Part of this week’s prayerful focus on Listening to God
Fire cuts steel.
I saw it as a child. I close my eyes and see it again. I stand in the shop and Dad, with singed, frayed holes splattered across his coveralls, turns on the tap of the acetylene tank. He watches the needle of the gauge hop to the right numbers. Then those big old hands that I love scrape the lighter before that hiss of gas. A spark, then a roaring blaze of heat. Eye on the flame, Dad opens up the oxygen tap. He adjusts the intensity of oxygen, the deep of the burn. The torch whispers blue, white hot at its core. I step back and Dad steps into it. Searing heat lays into black iron. An explosion of light, sparks, metal scatters across shop floor and my memory. Heat burns open the unbreakable.
It always made me wonder: that heat too welds all the pieces together again, into new shapes and formations. Screwing back the torch tanks, Dad lets the flame die. He reaches over to flip the switch of the MIG welder under the shop bench. The buzz fills my ears. Dad slips a welding rod into the electrode handle, checks the temperature. From behind tinted glass of my welding helmet, scorching white light flashes and glowing molten weaves, bleeding two pieces of iron into one. Sometimes Dad has me weld and I sew steel with a thread of fire.
Now, decades later, my Dad still cuts steel on the floor of his shop, grey hair showing at his temples, and I, with grey hairs of my own, think about how to torch into hearts, steely and hard. Some hearts need that. Mine does. Maybe all do. To be cut open, to be bled into something new, better.
I wonder if the answer doesn’t etch across paper, a story from thousands of years ago when God walked here. For the cosmos-quaking events of then still reverberates through now, echoing off the walls of our existence.
It’s the narrative of two sorrowing men, two men who have lost all that gives meaning to their world, men who are blind to Emmanuel, God with them, close enough to touch. They are on the road, like we are too. Groping, stumbling along.
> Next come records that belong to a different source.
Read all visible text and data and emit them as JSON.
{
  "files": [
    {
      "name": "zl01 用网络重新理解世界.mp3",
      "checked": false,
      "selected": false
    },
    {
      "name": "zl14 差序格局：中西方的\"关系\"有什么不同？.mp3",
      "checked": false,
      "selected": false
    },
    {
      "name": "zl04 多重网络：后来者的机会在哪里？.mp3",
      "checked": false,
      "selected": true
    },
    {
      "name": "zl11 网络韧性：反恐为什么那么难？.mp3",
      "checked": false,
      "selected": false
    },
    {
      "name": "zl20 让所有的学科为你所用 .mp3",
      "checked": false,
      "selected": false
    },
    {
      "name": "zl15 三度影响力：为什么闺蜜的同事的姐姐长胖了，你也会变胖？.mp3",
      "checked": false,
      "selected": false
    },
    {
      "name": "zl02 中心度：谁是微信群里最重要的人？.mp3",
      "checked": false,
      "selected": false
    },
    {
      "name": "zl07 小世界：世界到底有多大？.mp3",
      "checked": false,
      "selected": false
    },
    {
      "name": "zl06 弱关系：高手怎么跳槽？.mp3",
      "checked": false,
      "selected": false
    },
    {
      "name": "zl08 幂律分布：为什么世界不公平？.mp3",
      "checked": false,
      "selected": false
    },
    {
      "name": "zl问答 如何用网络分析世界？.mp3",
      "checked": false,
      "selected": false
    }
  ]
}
They invite a stranger in. Isn’t that the first step we all take? The Stranger enters their grief, their world, their heart. And in the breaking of bread, in the giving thanks, in the eucharist, their scales fall off. They see God. The resurrected Jesus sups with them. He who they thought dead lives, walks, eats, communes. Their orbits recalibrate. They rejoice in equilibrium.
Basking in the afterglow of it all, “They asked each other, ‘Were not our hearts burning within us while he talked with us on the road and opened the Scriptures to us?’ ” There it is: hearts burned open. Heart burned open, torching out eyes to see a world ignited with God—God right there.
And what burned open their hearts? The opening of Scripture. Listening to God Incarnate speak into their lives torched open first ears, ears to hear. Their heart burning with them, lit by His Word, scorched out eyes to spiritually see.
John Wesley’s experience concurs. He writes of his conversion experience, “About a quarter hour before nine, while [a preacher] was describing the change which God works in the heart through faith in Christ, I felt my heart strangely warmed.” Listening to God’s Word, His flaming sword that cuts open both the joints and marrow, burns us open, warms us.
We listen, and hear Jesus asking the blind man, and us groping ones too, “What do you want?”
We want to see. Antoine de Saint-Exupery’s fox in his classical children’s tale, “The Little Prince,” reveals that the secret of life is as this simple profound truth: “It is only with the heart that one can see rightly; what is essential is invisible to the eye.” It’s not our eyes that are blind. It’s our heart that is hard. Our heart that must soften, open, if we are ever to see.
Yet one hears before ever seeing. It’s the way a heart develops: our heart cannot see, until it first hears. As hearing develops in utero weeks before sight, so our soul cochlear must develop before the cornea of our heart opens.
Heart sight requires first heart burn.
Before the sun taps on the day, I open the pages of His Word and listen. He burns this heart within me.
Fire cuts steel.
Lord, burn this heart open to hear, to see.
Today’s fire:
For the word of God is alive and powerful.